Back in January, a study pointed to evidence of Planet Nine, a hypothetical planet located past Pluto. A month later, another research team narrowed down the area where they believed the planet was located, bringing scientists closer to being able to confirm or deny its existence. Although no conclusive evidence has surfaced thus far, various teams have been conducted their own studies into the possible ninth planet.

One of these recent studies, conducted by scientists at the University of Arizona, found that the high eccentricity of distant Kuiper Belt Objects (KBOs) could mean that they crossed paths with a massive planet years ago.

Back when the initial proposition of Planet Nine was announced, the team revealed that KBOs were highly clustered with respect to their perihelion positions and orbital planes, also indicating that their calculations revealed that these findings were not likely chance. This lead the team to theorize that a distant eccentric planet - over ten times as massive as the Earth - was responsible for maintaining these orbits.

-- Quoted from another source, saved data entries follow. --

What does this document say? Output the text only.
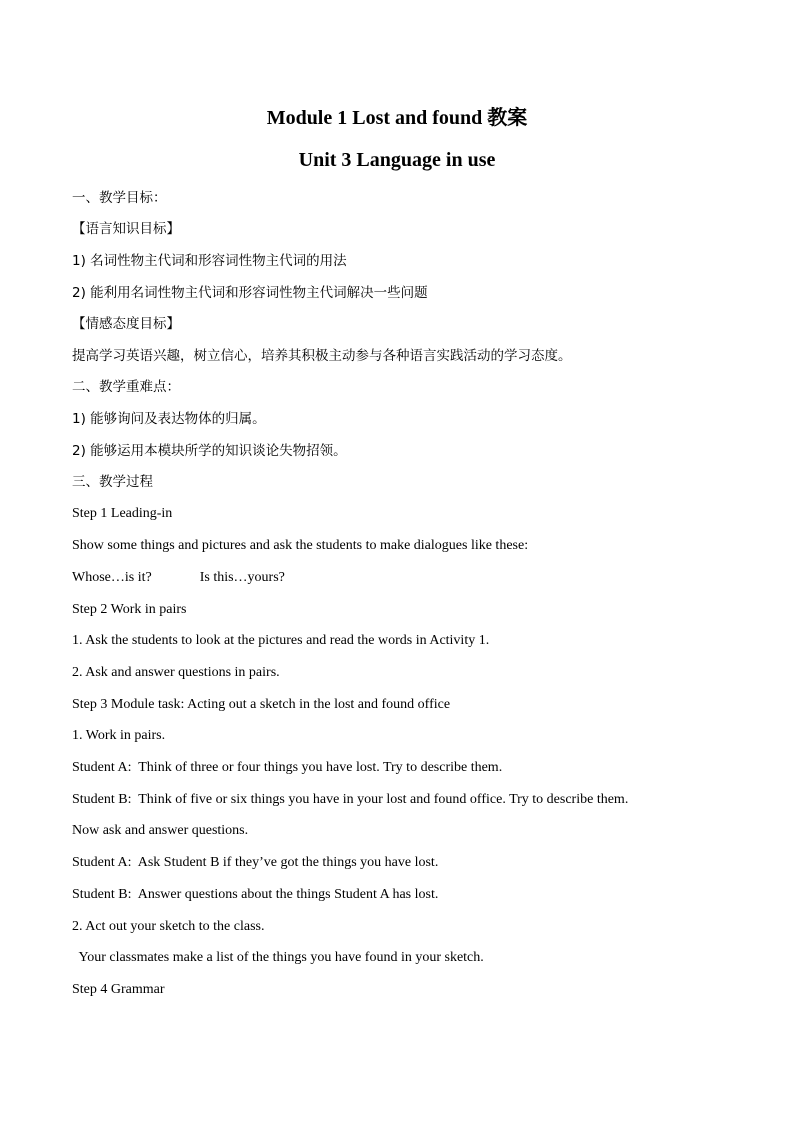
Module 1 Lost and found 教案
Unit 3 Language in use
一、教学目标：
【语言知识目标】
1) 名词性物主代词和形容词性物主代词的用法
2) 能利用名词性物主代词和形容词性物主代词解决一些问题
【情感态度目标】
提高学习英语兴趣，树立信心，培养其积极主动参与各种语言实践活动的学习态度。
二、教学重难点：
1) 能够询问及表达物体的归属。
2) 能够运用本模块所学的知识谈论失物招领。
三、教学过程
Step 1 Leading-in
Show some things and pictures and ask the students to make dialogues like these:
Whose…is it?	Is this…yours?
Step 2 Work in pairs
1. Ask the students to look at the pictures and read the words in Activity 1.
2. Ask and answer questions in pairs.
Step 3 Module task: Acting out a sketch in the lost and found office
1. Work in pairs.
Student A:  Think of three or four things you have lost. Try to describe them.
Student B:  Think of five or six things you have in your lost and found office. Try to describe them.
Now ask and answer questions.
Student A:  Ask Student B if they’ve got the things you have lost.
Student B:  Answer questions about the things Student A has lost.
2. Act out your sketch to the class.
Your classmates make a list of the things you have found in your sketch.
Step 4 Grammar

A recent paper proposed an alternative explanation: if Planet Nine was crossing paths with high-eccentricity KBOs, it's likely that its orbit was in resonance with them.

"The extreme Kuiper belt objects we investigate in our paper are distinct from the others because they all have very distant, very elliptical orbits, but their closest approach to the Sun isn't really close enough for them to meaningfully interact with Neptune," the researchers said. "So we have these six observed objects whose orbits are currently fairly unaffected by the known planets in our Solar System. But if there's another, as yet unobserved planet located a few hundred AU from the Sun, these six objects would be affected by that planet."

In their analysis of the KBOs, the team reveals that the resonances observed are simply not likely without the presence of a larger planet in our solar system, leading some to believe that this could be Planet Nine.

"For a resonance to be dynamically meaningful in the outer Solar System, you need one of the objects to have enough mass to have a reasonably strong gravitational effect on the other," the team added. "The extreme Kuiper belt objects aren't really massive enough to be in resonances with each other, but the fact that their orbital periods fall along simple ratios might mean that they each are in resonance with a massive, unseen object."

Further observations and calculations will need to be conducted before confirming the Planet Nine explanation.